Élayne tressaillit légèrement en se rendant compte que Joiya n’était pas liée. Elle vérifia en hâte l’écran qui empêchait cette femme d’atteindre la Vraie Source. Elle espérait qu’aucune des autres n’avait remarqué son sursaut ; Joiya lui inspirait une terreur quasi mortelle, mais Egwene et Nynaeve n’en avaient pas plus peur que Moiraine. Il était parfois difficile d’être aussi courageuse que devrait l’être la Fille-Héritière d’Andor ; elle s’était avisée souvent qu’elle souhaitait pouvoir réagir aussi bien que ces deux-là.

« Les gardiens, murmura Moiraine comme pour elle-même. Je les ai vus encore dans le couloir et l’idée ne m’est pas venue une minute à l’esprit. » Elle réajusta sa robe, se maîtrisant avec un effort visible. Élayne se dit qu’elle n’avait jamais vu Moiraine aussi hors d’elle que ce soir. Mais aussi l’Aes Sedai avait de bonnes raisons. Pas meilleures que les miennes. Ou est-ce que je me trompe ? Elle se surprit à tenter de ne pas croiser le regard d’Egwene.
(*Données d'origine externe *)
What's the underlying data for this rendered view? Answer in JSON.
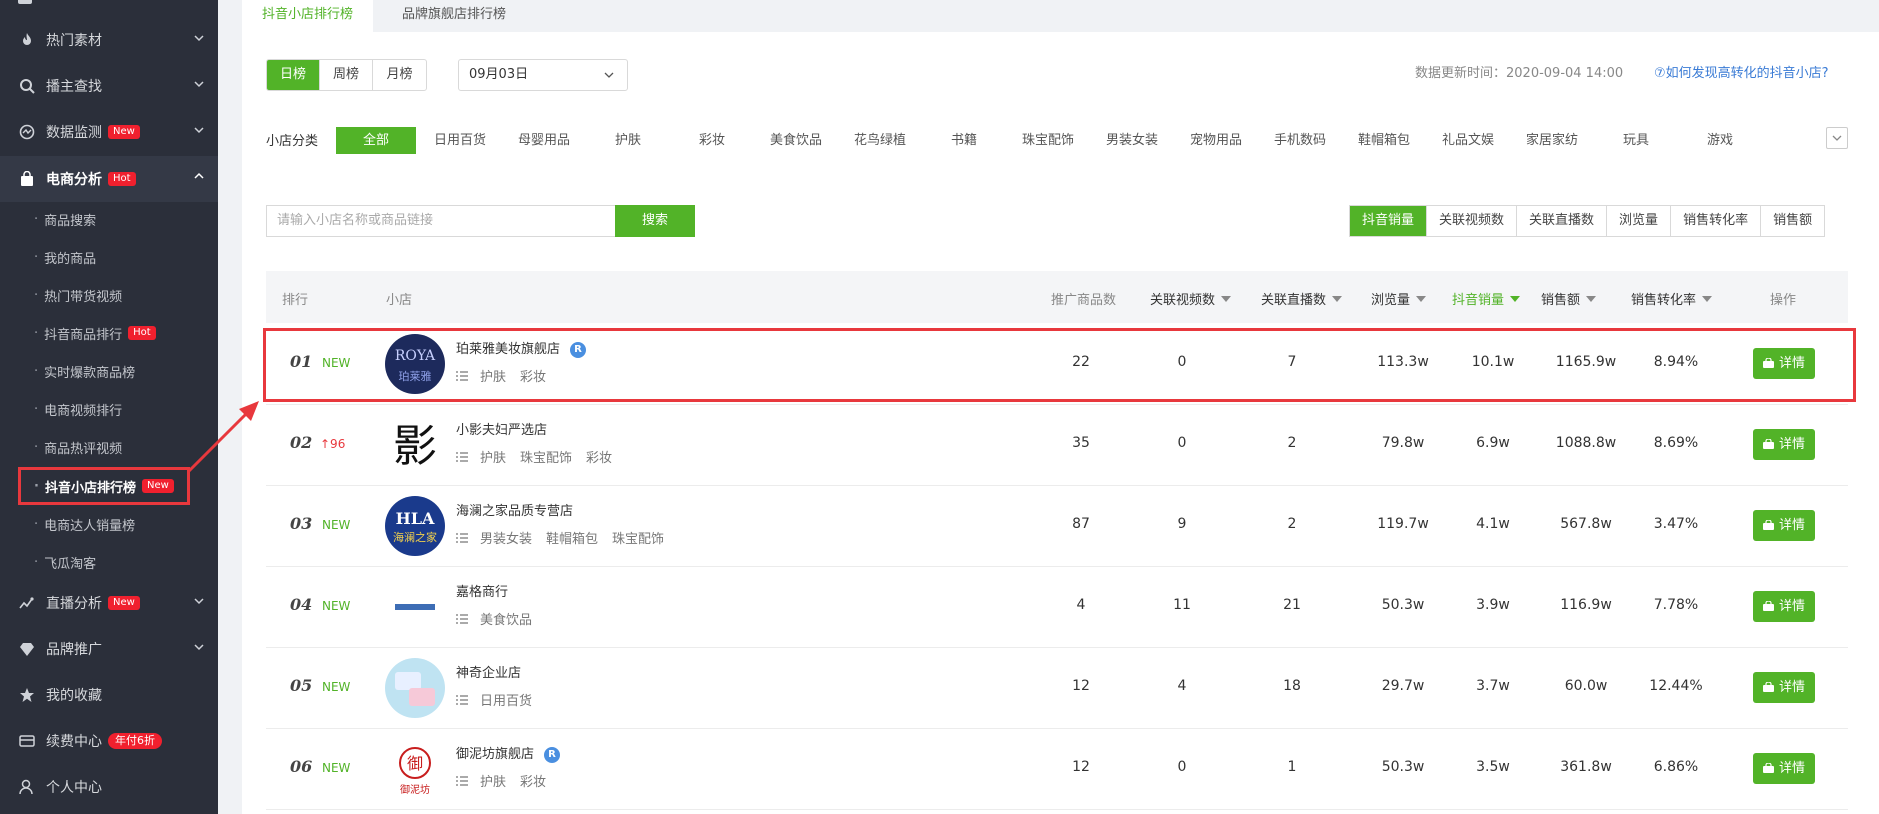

Aurait-ce été Egwene, Nynaeve ou Élayne qui se trouvaient avoir perdu leur sang-froid, Joiya aurait sûrement dit quelque chose de subtil et à double sens, calculé pour les bouleverser davantage encore. Si elles avaient été seules, du moins. En présence de Moiraine, elle se contenta d’observer avec inquiétude, en silence.

Moiraine longea la table jusqu’au bout, son calme revenu. Joiya avait près d’une tête de plus qu’elle, pourtant, aurait-elle été également vêtue de soie, il n’y aurait eu aucun doute concernant celle qui maîtrisait la situation. Joiya ne baissa pas pavillon à proprement parler, mais ses mains se crispèrent sur sa jupe pendant un instant avant qu’elle leur impose sa volonté.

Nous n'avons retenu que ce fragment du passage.